In that accident, Chinese media has focused on efforts to pump out water: There has been no word on the fate of the miners 10 days after they became trapped when a swollen river breached a dike.

Instead, the China Daily played up a report about Meng Xianchen and Meng Xianyou, who surfaced on Friday morning after more than 130 hours trapped in an illegal mine in Beijing's Fangshan district.

The men were trapped 35 to 40 yards away from the mine entrance but clawed their way out with a pick. They had no food and little water, drinking urine to survive, the paper reported, citing the Beijing News and Beijing Times.

Grieving relatives went to the mine entrance early Friday to burn ceremonial currency for the men's souls to use in the afterlife, and left food offerings of steamed buns, cakes and canned goods, the Beijing News said Saturday.
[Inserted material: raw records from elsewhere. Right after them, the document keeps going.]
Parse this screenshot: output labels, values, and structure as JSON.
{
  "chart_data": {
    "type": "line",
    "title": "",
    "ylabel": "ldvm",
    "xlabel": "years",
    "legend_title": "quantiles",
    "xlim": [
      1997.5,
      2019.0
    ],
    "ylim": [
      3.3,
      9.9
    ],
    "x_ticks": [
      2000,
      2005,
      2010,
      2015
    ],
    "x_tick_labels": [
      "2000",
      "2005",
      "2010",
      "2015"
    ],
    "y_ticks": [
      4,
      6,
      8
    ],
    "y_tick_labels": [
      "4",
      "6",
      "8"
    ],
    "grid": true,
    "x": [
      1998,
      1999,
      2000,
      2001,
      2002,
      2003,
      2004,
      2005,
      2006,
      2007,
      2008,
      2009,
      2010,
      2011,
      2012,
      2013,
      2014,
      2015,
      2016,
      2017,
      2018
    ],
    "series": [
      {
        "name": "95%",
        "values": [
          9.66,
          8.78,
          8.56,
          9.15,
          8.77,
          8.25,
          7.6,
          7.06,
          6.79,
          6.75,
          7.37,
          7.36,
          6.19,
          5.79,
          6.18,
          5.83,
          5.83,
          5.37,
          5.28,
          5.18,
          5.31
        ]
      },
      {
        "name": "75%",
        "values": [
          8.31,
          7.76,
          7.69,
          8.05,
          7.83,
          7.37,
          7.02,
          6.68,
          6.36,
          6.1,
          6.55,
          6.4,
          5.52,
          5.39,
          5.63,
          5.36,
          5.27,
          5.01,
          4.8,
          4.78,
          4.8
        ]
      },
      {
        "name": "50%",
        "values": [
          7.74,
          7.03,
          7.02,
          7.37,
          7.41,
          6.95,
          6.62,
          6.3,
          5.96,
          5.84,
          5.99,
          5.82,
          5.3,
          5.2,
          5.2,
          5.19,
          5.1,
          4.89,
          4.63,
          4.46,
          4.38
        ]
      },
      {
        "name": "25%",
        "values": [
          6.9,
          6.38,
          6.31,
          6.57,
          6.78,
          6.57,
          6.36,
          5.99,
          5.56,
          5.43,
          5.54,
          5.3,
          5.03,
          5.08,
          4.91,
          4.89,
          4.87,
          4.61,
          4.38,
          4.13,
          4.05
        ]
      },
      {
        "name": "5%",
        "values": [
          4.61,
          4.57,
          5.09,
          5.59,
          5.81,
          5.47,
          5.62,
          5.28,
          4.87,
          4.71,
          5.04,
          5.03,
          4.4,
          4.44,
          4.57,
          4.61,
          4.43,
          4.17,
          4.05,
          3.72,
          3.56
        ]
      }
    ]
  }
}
Hours later, word was received that the brothers had tunneled out.

"Then, we were too upset to eat. Now, we are too excited to eat," their brother Meng Xianfeng was quoted as saying. The Mengs suffered kidney damage from lack of water, but had no other major injuries, doctors said.

Rescue work was halted after experts said there was no chance that the brothers from Inner Mongolia had survived, the Beijing News said. Efforts to extract them would have put rescuers at risk.

The Southern Metropolis Daily, a paper in the prosperous southern city of Guangzhou, raised doubts about the rescue efforts. The newspaper, known to test the limits of China's press restrictions, said more details should be provided about how the rescue was conducted and why it was ended.

The editorial quoted an unidentified official as saying the decision to abandon search efforts was made collectively by authorities at the rescue command center. The paper quoted the official as saying, "This collective decision was based on an industry expert's assessment that there was no way someone could survive in the mine."

In the Shandong mine flood that trapped 181 workers — 172 workers in one pit and nine in another — the official Xinhua News Agency said late Sunday that 50 million yuan ($6.6 million) had been donated for the missing miners and their families.

The mines were still far from drained after 10 days, but there has been no official announcement on the miners' fates. Officials have said China would not give up on the 181 workers.